262 and its variant 263

ever read as wi instead of [uj]? Was

210-262-140 <aú.ui.en> 'woman of noble rank-GEN' (耶律撻不也 16.14)

from my last entry pronounced something like awiən?

The only non-Chinese Khitan word with an initial <w> is

070-050 <w.?> (興宗 15.19)

according to Qidan xiaozi yanjiu. Its reading is open to question, as Andrew West read it as

073-? <ên.?>

Alas, I can't consult the original because only a handwritten copy remains, and I have not been able to examine a good reproduction of it.

3.23.1:35: That mystery word occurs after a space that may indicate respect. Does it have an aristocratic referent?

Could it be an error for

072-050 <?.?>

from 道宗 25.17 and 耶律撻不也 16.4? Neither of those instances was preceded by a space.

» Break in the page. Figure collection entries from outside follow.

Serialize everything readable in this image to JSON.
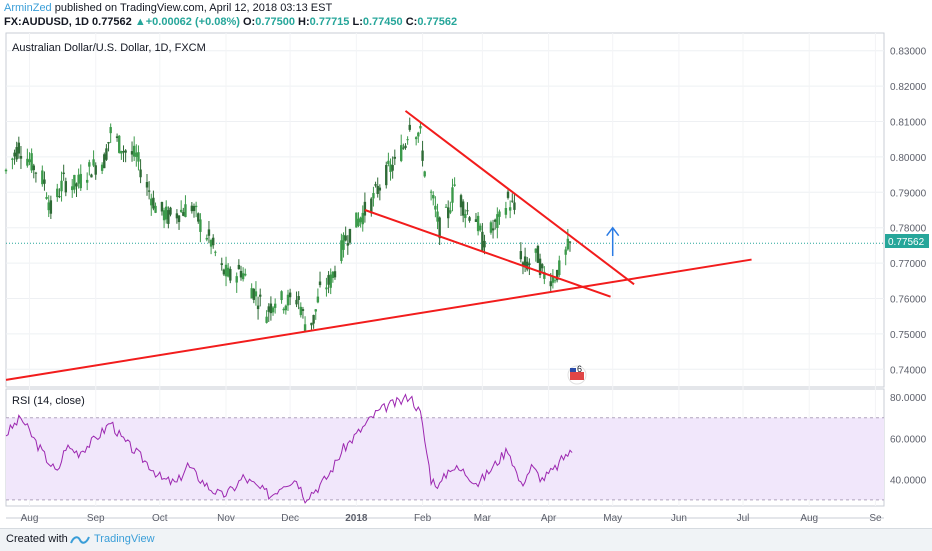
{
  "header": {
    "author": "ArminZed",
    "published": " published on TradingView.com, April 12, 2018 03:13 EST",
    "symbol": "FX:AUDUSD, 1D",
    "price": "0.77562",
    "change": "+0.00062 (+0.08%)",
    "o_label": "O:",
    "o": "0.77500",
    "h_label": "H:",
    "h": "0.77715",
    "l_label": "L:",
    "l": "0.77450",
    "c_label": "C:",
    "c": "0.77562"
  },
  "main_title": "Australian Dollar/U.S. Dollar, 1D, FXCM",
  "rsi_title": "RSI (14, close)",
  "events_badge": "6",
  "footer": {
    "created_with": "Created with",
    "brand": "TradingView"
  },
  "colors": {
    "up": "#26a69a",
    "down": "#ef5350",
    "candle": "#1e8a3a",
    "trendline": "#f21c1c",
    "arrow": "#2a7be4",
    "rsi": "#9c27b0",
    "rsi_band": "#f1e7fb"
  },
  "chart_data": [
    {
      "type": "candlestick",
      "title": "Australian Dollar/U.S. Dollar, 1D, FXCM",
      "ylim": [
        0.735,
        0.835
      ],
      "y_ticks": [
        "0.83000",
        "0.82000",
        "0.81000",
        "0.80000",
        "0.79000",
        "0.78000",
        "0.77000",
        "0.76000",
        "0.75000",
        "0.74000"
      ],
      "x_ticks": [
        "Aug",
        "Sep",
        "Oct",
        "Nov",
        "Dec",
        "2018",
        "Feb",
        "Mar",
        "Apr",
        "May",
        "Jun",
        "Jul",
        "Aug",
        "Se"
      ],
      "x_range": [
        "2017-07-21",
        "2018-09-05"
      ],
      "last_price_label": "0.77562",
      "close_path": [
        [
          "2017-07-21",
          0.796
        ],
        [
          "2017-07-27",
          0.803
        ],
        [
          "2017-08-01",
          0.799
        ],
        [
          "2017-08-08",
          0.793
        ],
        [
          "2017-08-11",
          0.785
        ],
        [
          "2017-08-17",
          0.793
        ],
        [
          "2017-08-23",
          0.792
        ],
        [
          "2017-08-30",
          0.797
        ],
        [
          "2017-09-05",
          0.799
        ],
        [
          "2017-09-08",
          0.807
        ],
        [
          "2017-09-14",
          0.802
        ],
        [
          "2017-09-20",
          0.8
        ],
        [
          "2017-09-25",
          0.792
        ],
        [
          "2017-09-29",
          0.786
        ],
        [
          "2017-10-05",
          0.783
        ],
        [
          "2017-10-12",
          0.785
        ],
        [
          "2017-10-16",
          0.786
        ],
        [
          "2017-10-20",
          0.781
        ],
        [
          "2017-10-25",
          0.776
        ],
        [
          "2017-10-30",
          0.768
        ],
        [
          "2017-11-03",
          0.766
        ],
        [
          "2017-11-08",
          0.768
        ],
        [
          "2017-11-14",
          0.762
        ],
        [
          "2017-11-20",
          0.756
        ],
        [
          "2017-11-24",
          0.76
        ],
        [
          "2017-11-29",
          0.759
        ],
        [
          "2017-12-05",
          0.76
        ],
        [
          "2017-12-08",
          0.753
        ],
        [
          "2017-12-12",
          0.754
        ],
        [
          "2017-12-15",
          0.762
        ],
        [
          "2017-12-20",
          0.765
        ],
        [
          "2017-12-27",
          0.777
        ],
        [
          "2018-01-03",
          0.783
        ],
        [
          "2018-01-08",
          0.787
        ],
        [
          "2018-01-12",
          0.792
        ],
        [
          "2018-01-16",
          0.796
        ],
        [
          "2018-01-19",
          0.798
        ],
        [
          "2018-01-24",
          0.804
        ],
        [
          "2018-01-26",
          0.81
        ],
        [
          "2018-01-31",
          0.806
        ],
        [
          "2018-02-02",
          0.796
        ],
        [
          "2018-02-06",
          0.787
        ],
        [
          "2018-02-09",
          0.78
        ],
        [
          "2018-02-13",
          0.784
        ],
        [
          "2018-02-16",
          0.792
        ],
        [
          "2018-02-21",
          0.785
        ],
        [
          "2018-02-26",
          0.783
        ],
        [
          "2018-03-01",
          0.776
        ],
        [
          "2018-03-05",
          0.779
        ],
        [
          "2018-03-09",
          0.782
        ],
        [
          "2018-03-13",
          0.788
        ],
        [
          "2018-03-16",
          0.785
        ],
        [
          "2018-03-20",
          0.769
        ],
        [
          "2018-03-23",
          0.77
        ],
        [
          "2018-03-27",
          0.772
        ],
        [
          "2018-03-29",
          0.767
        ],
        [
          "2018-04-03",
          0.766
        ],
        [
          "2018-04-06",
          0.768
        ],
        [
          "2018-04-10",
          0.774
        ],
        [
          "2018-04-12",
          0.7756
        ]
      ],
      "trendlines": [
        {
          "name": "wedge-upper",
          "from": [
            "2018-01-24",
            0.813
          ],
          "to": [
            "2018-05-11",
            0.764
          ]
        },
        {
          "name": "wedge-lower",
          "from": [
            "2018-01-05",
            0.785
          ],
          "to": [
            "2018-04-30",
            0.7605
          ]
        },
        {
          "name": "support",
          "from": [
            "2017-07-21",
            0.737
          ],
          "to": [
            "2018-07-05",
            0.771
          ]
        }
      ],
      "arrow": {
        "from": [
          "2018-05-01",
          0.772
        ],
        "to": [
          "2018-05-01",
          0.78
        ]
      }
    },
    {
      "type": "line",
      "title": "RSI (14, close)",
      "ylim": [
        27,
        84
      ],
      "y_ticks": [
        "80.0000",
        "60.0000",
        "40.0000"
      ],
      "bands": [
        30,
        70
      ],
      "x_range": [
        "2017-07-21",
        "2018-09-05"
      ],
      "values": [
        [
          "2017-07-21",
          62
        ],
        [
          "2017-07-28",
          70
        ],
        [
          "2017-08-04",
          58
        ],
        [
          "2017-08-09",
          50
        ],
        [
          "2017-08-14",
          43
        ],
        [
          "2017-08-18",
          56
        ],
        [
          "2017-08-24",
          53
        ],
        [
          "2017-08-30",
          58
        ],
        [
          "2017-09-05",
          64
        ],
        [
          "2017-09-08",
          68
        ],
        [
          "2017-09-13",
          60
        ],
        [
          "2017-09-19",
          54
        ],
        [
          "2017-09-26",
          47
        ],
        [
          "2017-10-02",
          40
        ],
        [
          "2017-10-09",
          38
        ],
        [
          "2017-10-14",
          47
        ],
        [
          "2017-10-18",
          42
        ],
        [
          "2017-10-24",
          36
        ],
        [
          "2017-10-30",
          32
        ],
        [
          "2017-11-04",
          35
        ],
        [
          "2017-11-09",
          41
        ],
        [
          "2017-11-16",
          36
        ],
        [
          "2017-11-22",
          32
        ],
        [
          "2017-11-28",
          38
        ],
        [
          "2017-12-04",
          40
        ],
        [
          "2017-12-08",
          31
        ],
        [
          "2017-12-14",
          36
        ],
        [
          "2017-12-19",
          42
        ],
        [
          "2017-12-26",
          55
        ],
        [
          "2018-01-03",
          64
        ],
        [
          "2018-01-10",
          72
        ],
        [
          "2018-01-16",
          76
        ],
        [
          "2018-01-22",
          78
        ],
        [
          "2018-01-26",
          81
        ],
        [
          "2018-01-31",
          72
        ],
        [
          "2018-02-05",
          40
        ],
        [
          "2018-02-09",
          37
        ],
        [
          "2018-02-14",
          46
        ],
        [
          "2018-02-20",
          44
        ],
        [
          "2018-02-27",
          38
        ],
        [
          "2018-03-06",
          46
        ],
        [
          "2018-03-13",
          55
        ],
        [
          "2018-03-19",
          37
        ],
        [
          "2018-03-24",
          46
        ],
        [
          "2018-03-29",
          40
        ],
        [
          "2018-04-04",
          45
        ],
        [
          "2018-04-09",
          52
        ],
        [
          "2018-04-12",
          53
        ]
      ]
    }
  ]
}
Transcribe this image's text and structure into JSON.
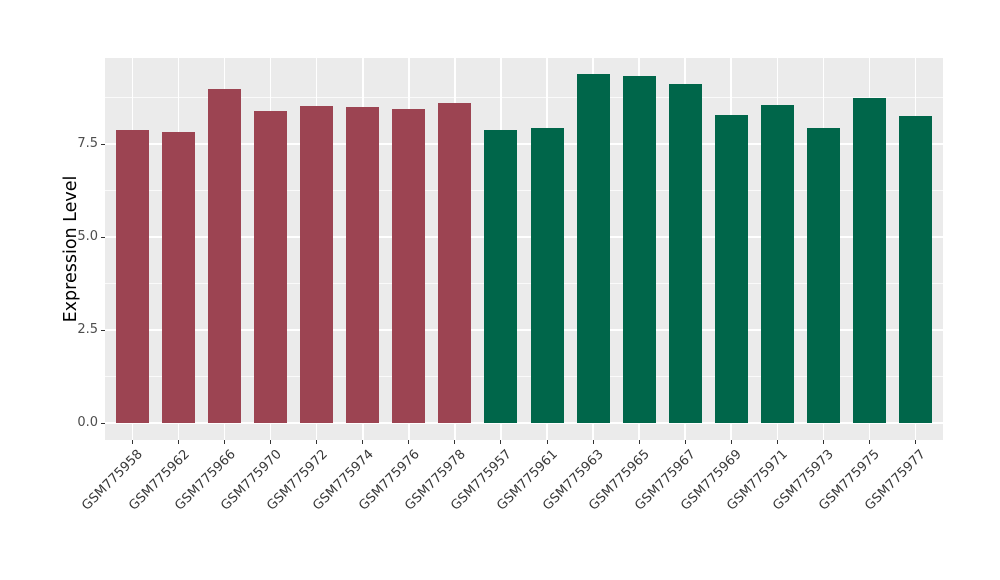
{
  "chart_data": {
    "type": "bar",
    "title": "",
    "xlabel": "",
    "ylabel": "Expression Level",
    "categories": [
      "GSM775958",
      "GSM775962",
      "GSM775966",
      "GSM775970",
      "GSM775972",
      "GSM775974",
      "GSM775976",
      "GSM775978",
      "GSM775957",
      "GSM775961",
      "GSM775963",
      "GSM775965",
      "GSM775967",
      "GSM775969",
      "GSM775971",
      "GSM775973",
      "GSM775975",
      "GSM775977"
    ],
    "values": [
      7.88,
      7.82,
      8.97,
      8.39,
      8.53,
      8.49,
      8.44,
      8.61,
      7.88,
      7.93,
      9.38,
      9.33,
      9.12,
      8.27,
      8.55,
      7.94,
      8.73,
      8.24
    ],
    "bar_groups": [
      "maroon",
      "maroon",
      "maroon",
      "maroon",
      "maroon",
      "maroon",
      "maroon",
      "maroon",
      "green",
      "green",
      "green",
      "green",
      "green",
      "green",
      "green",
      "green",
      "green",
      "green"
    ],
    "group_colors": {
      "maroon": "#9C4452",
      "green": "#00664A"
    },
    "ylim": [
      -0.45,
      9.81
    ],
    "yticks": [
      0.0,
      2.5,
      5.0,
      7.5
    ],
    "ytick_labels": [
      "0.0",
      "2.5",
      "5.0",
      "7.5"
    ],
    "minor_gridlines": [
      1.25,
      3.75,
      6.25,
      8.75
    ],
    "grid_on": true,
    "legend": "none",
    "panel_bg": "#EBEBEB",
    "grid_color": "#FFFFFF",
    "tick_color": "#333333",
    "axis_text_color": "#4d4d4d"
  }
}
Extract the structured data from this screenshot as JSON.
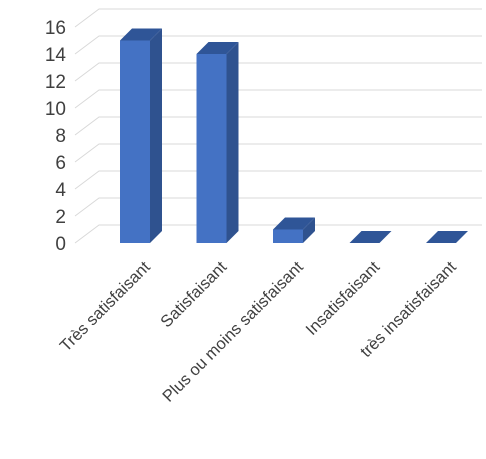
{
  "chart_data": {
    "type": "bar",
    "style": "3d-column",
    "categories": [
      "Très satisfaisant",
      "Satisfaisant",
      "Plus ou moins satisfaisant",
      "Insatisfaisant",
      "très insatisfaisant"
    ],
    "values": [
      15,
      14,
      1,
      0,
      0
    ],
    "title": "",
    "xlabel": "",
    "ylabel": "",
    "ylim": [
      0,
      16
    ],
    "yticks": [
      0,
      2,
      4,
      6,
      8,
      10,
      12,
      14,
      16
    ],
    "grid": true,
    "legend": "none",
    "colors": {
      "bar_front": "#4472c4",
      "bar_side": "#2f528f",
      "bar_top": "#2f5597",
      "grid": "#d9d9d9",
      "text": "#404040"
    }
  }
}
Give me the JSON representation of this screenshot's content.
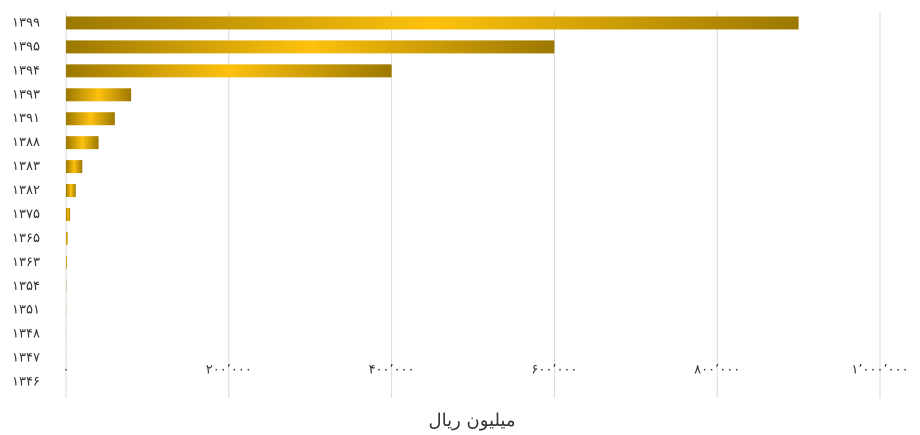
{
  "chart_data": {
    "type": "bar",
    "orientation": "horizontal",
    "x_label": "میلیون ریال",
    "categories": [
      "۱۳۹۹",
      "۱۳۹۵",
      "۱۳۹۴",
      "۱۳۹۳",
      "۱۳۹۱",
      "۱۳۸۸",
      "۱۳۸۳",
      "۱۳۸۲",
      "۱۳۷۵",
      "۱۳۶۵",
      "۱۳۶۳",
      "۱۳۵۴",
      "۱۳۵۱",
      "۱۳۴۸",
      "۱۳۴۷",
      "۱۳۴۶"
    ],
    "values": [
      900000,
      600000,
      400000,
      80000,
      60000,
      40000,
      20000,
      12000,
      5000,
      2000,
      1000,
      300,
      200,
      100,
      50,
      30
    ],
    "gradient": [
      "#9c7800",
      "#fdc10d",
      "#9c7800"
    ],
    "xlim": [
      0,
      1000000
    ],
    "xticks": [
      {
        "value": 0,
        "label": "۰"
      },
      {
        "value": 200000,
        "label": "۲۰۰٬۰۰۰"
      },
      {
        "value": 400000,
        "label": "۴۰۰٬۰۰۰"
      },
      {
        "value": 600000,
        "label": "۶۰۰٬۰۰۰"
      },
      {
        "value": 800000,
        "label": "۸۰۰٬۰۰۰"
      },
      {
        "value": 1000000,
        "label": "۱٬۰۰۰٬۰۰۰"
      }
    ],
    "grid": true
  }
}
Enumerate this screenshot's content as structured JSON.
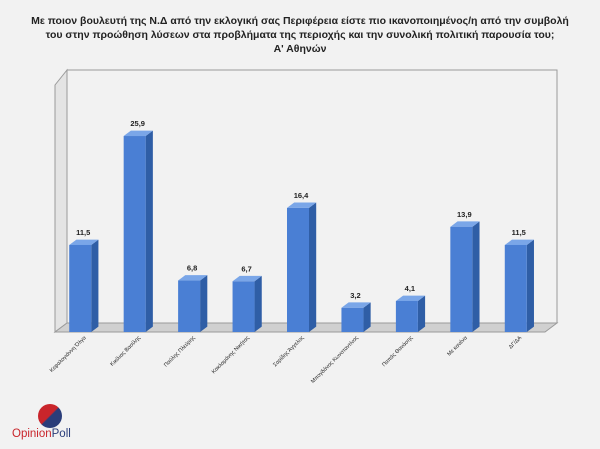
{
  "title": {
    "line1": "Με ποιον βουλευτή της Ν.Δ από την εκλογική σας Περιφέρεια είστε πιο ικανοποιημένος/η από την συμβολή",
    "line2": "του στην προώθηση λύσεων στα προβλήματα της περιοχής και την συνολική πολιτική παρουσία του;",
    "line3": "Α' Αθηνών"
  },
  "logo": {
    "part1": "Opinion",
    "part2": "Poll"
  },
  "colors": {
    "bar_front": "#4a7fd4",
    "bar_side": "#2f5ea6",
    "bar_top": "#7aa6e8",
    "floor": "#d0d0d0"
  },
  "chart_data": {
    "type": "bar",
    "title": "Με ποιον βουλευτή της Ν.Δ από την εκλογική σας Περιφέρεια είστε πιο ικανοποιημένος/η από την συμβολή του στην προώθηση λύσεων στα προβλήματα της περιοχής και την συνολική πολιτική παρουσία του; Α' Αθηνών",
    "categories": [
      "Κεφαλογιάννη Όλγα",
      "Κικίλιας Βασίλης",
      "Παύλης Πλεύρης",
      "Κακλαμάνης Νικήτας",
      "Σαρίδης Άγγελος",
      "Μπογδάνος Κωνσταντίνος",
      "Παπάς Θανάσης",
      "Με κανένα",
      "ΔΓ/ΔΑ"
    ],
    "values": [
      11.5,
      25.9,
      6.8,
      6.7,
      16.4,
      3.2,
      4.1,
      13.9,
      11.5
    ],
    "labels": [
      "11,5",
      "25,9",
      "6,8",
      "6,7",
      "16,4",
      "3,2",
      "4,1",
      "13,9",
      "11,5"
    ],
    "xlabel": "",
    "ylabel": "",
    "ylim": [
      0,
      30
    ],
    "grid": false,
    "legend": "none"
  }
}
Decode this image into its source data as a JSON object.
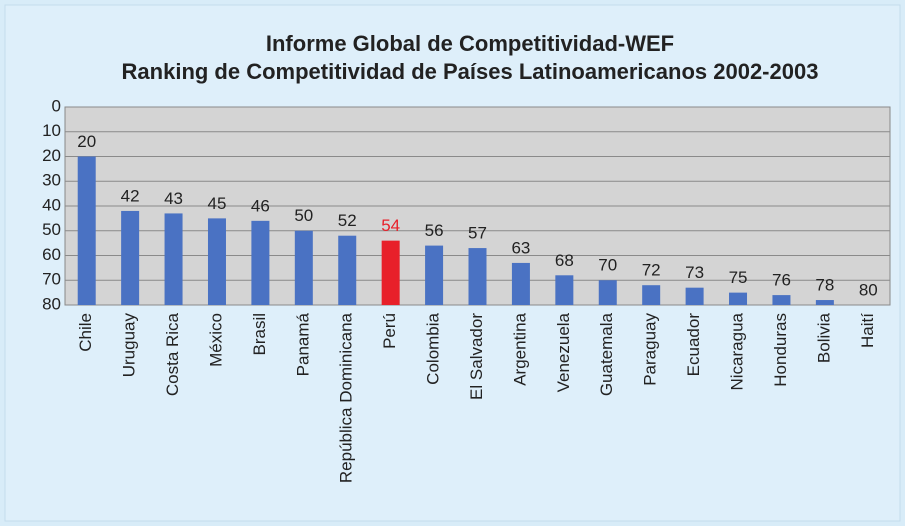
{
  "chart_data": {
    "type": "bar",
    "title": "Informe Global de Competitividad-WEF",
    "subtitle": "Ranking de Competitividad de Países Latinoamericanos 2002-2003",
    "categories": [
      "Chile",
      "Uruguay",
      "Costa Rica",
      "México",
      "Brasil",
      "Panamá",
      "República Dominicana",
      "Perú",
      "Colombia",
      "El Salvador",
      "Argentina",
      "Venezuela",
      "Guatemala",
      "Paraguay",
      "Ecuador",
      "Nicaragua",
      "Honduras",
      "Bolivia",
      "Haití"
    ],
    "values": [
      20,
      42,
      43,
      45,
      46,
      50,
      52,
      54,
      56,
      57,
      63,
      68,
      70,
      72,
      73,
      75,
      76,
      78,
      80
    ],
    "colors": [
      "#4a72c3",
      "#4a72c3",
      "#4a72c3",
      "#4a72c3",
      "#4a72c3",
      "#4a72c3",
      "#4a72c3",
      "#e8202a",
      "#4a72c3",
      "#4a72c3",
      "#4a72c3",
      "#4a72c3",
      "#4a72c3",
      "#4a72c3",
      "#4a72c3",
      "#4a72c3",
      "#4a72c3",
      "#4a72c3",
      "#4a72c3"
    ],
    "ylim": [
      0,
      80
    ],
    "inverted_y": true,
    "yticks": [
      0,
      10,
      20,
      30,
      40,
      50,
      60,
      70,
      80
    ],
    "grid": true
  }
}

*3.23.1:27: ng was only in Chinese loanwords. Initial and occasionally final ng were written with

264 <ng>.

The absence of ng in native Khitan words is not surprising since Janhunen (2003: 6) did not reconstruct it for Proto-Mongolic which may be the descendant of a 'sister' of Khitan. However, there is no guarantee that Khitan and Proto-Mongolic lacked the same consonants: e.g., Khitan had p, but Proto-Mongolic did not. Similarly, the absence of Proto-Mongolic *w does not guarantee the absence of w in native Khitan words.